Works just fine, but that is an extraordinarily expensive operation. Surely those really smart SQL developers thought about this.

Then I stumbled upon this article: "Temporal Datatypes in SQL Server" (http://www.simple-talk.com/sql/t-sql-programming/temporal-datatypes-in-sql-server/)

Long story short…

print
CAST(FLOOR(CAST(GetDate()
as
FLOAT))
as
datetime)

Feb 15 2009 12:00AM


 

Not only is it easier to read but it will much more reliably give you the correct inclusive beginning of day (not just SQL 2008 either). Use CEILING instead of FLOOR to get the inclusive end of day.

Friday, February 13, 2009

C# Generic Service Provider

I use IServiceProvider all the time. Often times the method calling the IServiceProvider.GetService(Type serviceType) interface already knows exactly what the serviceType is that it's looking for.

This gets really annoying:

IMyInterface myInterface = serviceProvider.GetService(typeof(IMyInterface)) as
IMyInterface;

Not only is it verbose to type, but error prone when you cast the object returned by GetService.
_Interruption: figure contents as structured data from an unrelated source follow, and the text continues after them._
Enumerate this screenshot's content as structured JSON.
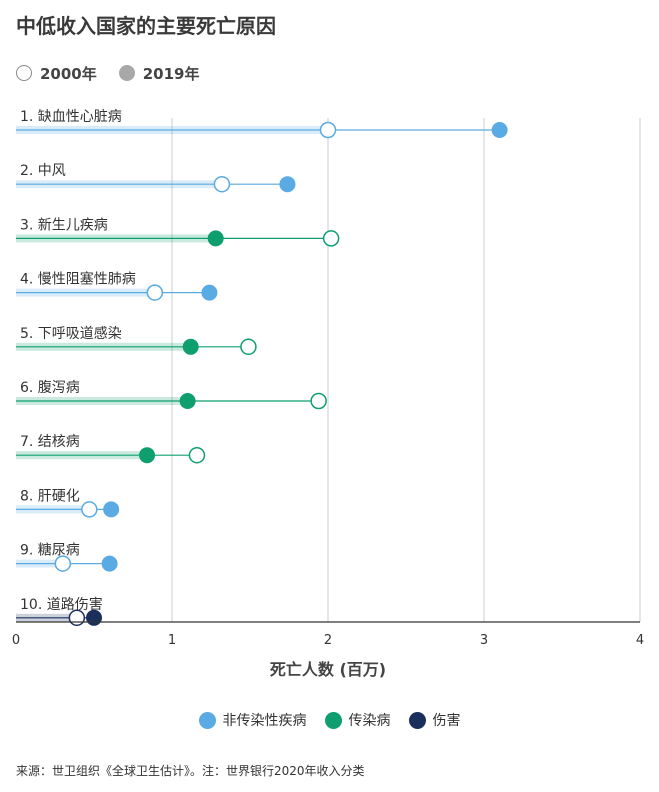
{
  "header": {
    "title": "中低收入国家的主要死亡原因"
  },
  "year_legend": [
    {
      "label": "2000年",
      "style": "open"
    },
    {
      "label": "2019年",
      "style": "filled"
    }
  ],
  "colors": {
    "noncommunicable": "#5aaae3",
    "communicable": "#0f9f6e",
    "injury": "#1b2f5c",
    "gridline": "#cccccc",
    "axis": "#333333"
  },
  "category_legend": [
    {
      "label": "非传染性疾病",
      "color": "#5aaae3"
    },
    {
      "label": "传染病",
      "color": "#0f9f6e"
    },
    {
      "label": "伤害",
      "color": "#1b2f5c"
    }
  ],
  "chart_data": {
    "type": "dumbbell",
    "xlabel": "死亡人数 (百万)",
    "xlim": [
      0,
      4
    ],
    "xticks": [
      0,
      1,
      2,
      3,
      4
    ],
    "grid": true,
    "categories": [
      {
        "label": "1. 缺血性心脏病",
        "group": "noncommunicable",
        "y2000": 2.0,
        "y2019": 3.1
      },
      {
        "label": "2. 中风",
        "group": "noncommunicable",
        "y2000": 1.32,
        "y2019": 1.74
      },
      {
        "label": "3. 新生儿疾病",
        "group": "communicable",
        "y2000": 2.02,
        "y2019": 1.28
      },
      {
        "label": "4. 慢性阻塞性肺病",
        "group": "noncommunicable",
        "y2000": 0.89,
        "y2019": 1.24
      },
      {
        "label": "5. 下呼吸道感染",
        "group": "communicable",
        "y2000": 1.49,
        "y2019": 1.12
      },
      {
        "label": "6. 腹泻病",
        "group": "communicable",
        "y2000": 1.94,
        "y2019": 1.1
      },
      {
        "label": "7. 结核病",
        "group": "communicable",
        "y2000": 1.16,
        "y2019": 0.84
      },
      {
        "label": "8. 肝硬化",
        "group": "noncommunicable",
        "y2000": 0.47,
        "y2019": 0.61
      },
      {
        "label": "9. 糖尿病",
        "group": "noncommunicable",
        "y2000": 0.3,
        "y2019": 0.6
      },
      {
        "label": "10. 道路伤害",
        "group": "injury",
        "y2000": 0.39,
        "y2019": 0.5
      }
    ]
  },
  "footer": {
    "source": "来源：世卫组织《全球卫生估计》。注：世界银行2020年收入分类"
  }
}
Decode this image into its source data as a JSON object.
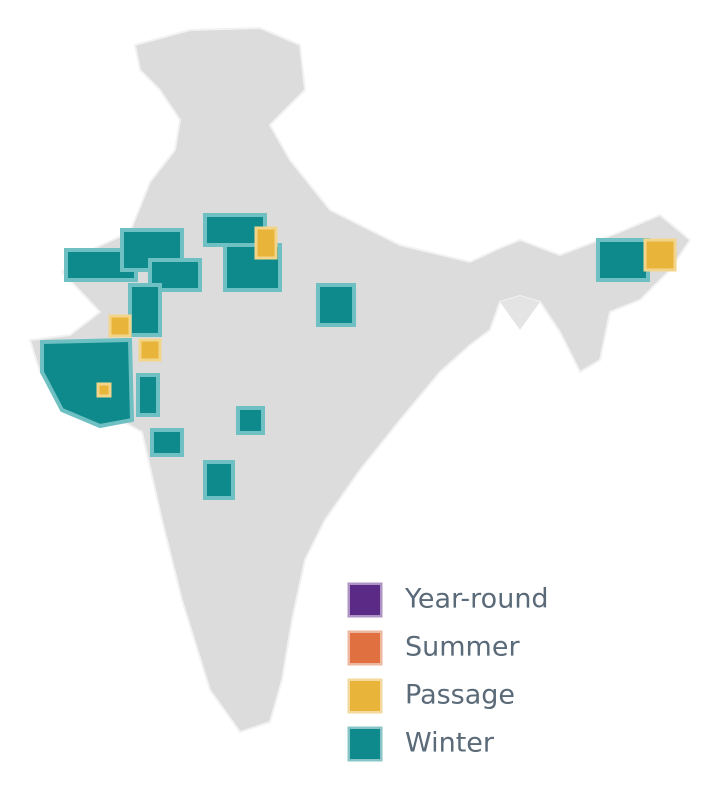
{
  "legend": {
    "items": [
      {
        "label": "Year-round",
        "color": "#5b2a86"
      },
      {
        "label": "Summer",
        "color": "#e07040"
      },
      {
        "label": "Passage",
        "color": "#e8b53a"
      },
      {
        "label": "Winter",
        "color": "#0f8a8c"
      }
    ]
  }
}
Using generics, this is much easier and provides compile-time type safety:

IMyInterface myInterface = serviceProvider.GetService<IMyInterface>();

Yeah, you could define serviceProvider as an instance of MyServiceProvider:

class
MyServiceProvider : System.ComponentModel.Design.ServiceContainer

{


public T GetService<T>()

{


return (T)this.GetService(typeof(T));

}

}

But that's annoying too because you have to implement MyServiceProvider and use it anywhere you are working with IServiceProvider.

It would be alot more useful if IServiceProvider already had that generic implementation. Fortuantely, C# has Extension Methods. To create the generic GetService implementation for all users of IServiceProvider in your project, extend it like this:

namespace System
{
public
static
class
GenericServiceProvider
{
[System.Diagnostics.DebuggerNonUserCode]
public
static T GetService<T>(this
IServiceProvider serviceProvider)
{
return (T)serviceProvider.GetService(typeof(T));
}
}
}

Enjoy


My First Post

My first post.

Ever!

Q: Why am I doing this?
A: Because I have a couple of tricks that I keep using and want a useful place to put them.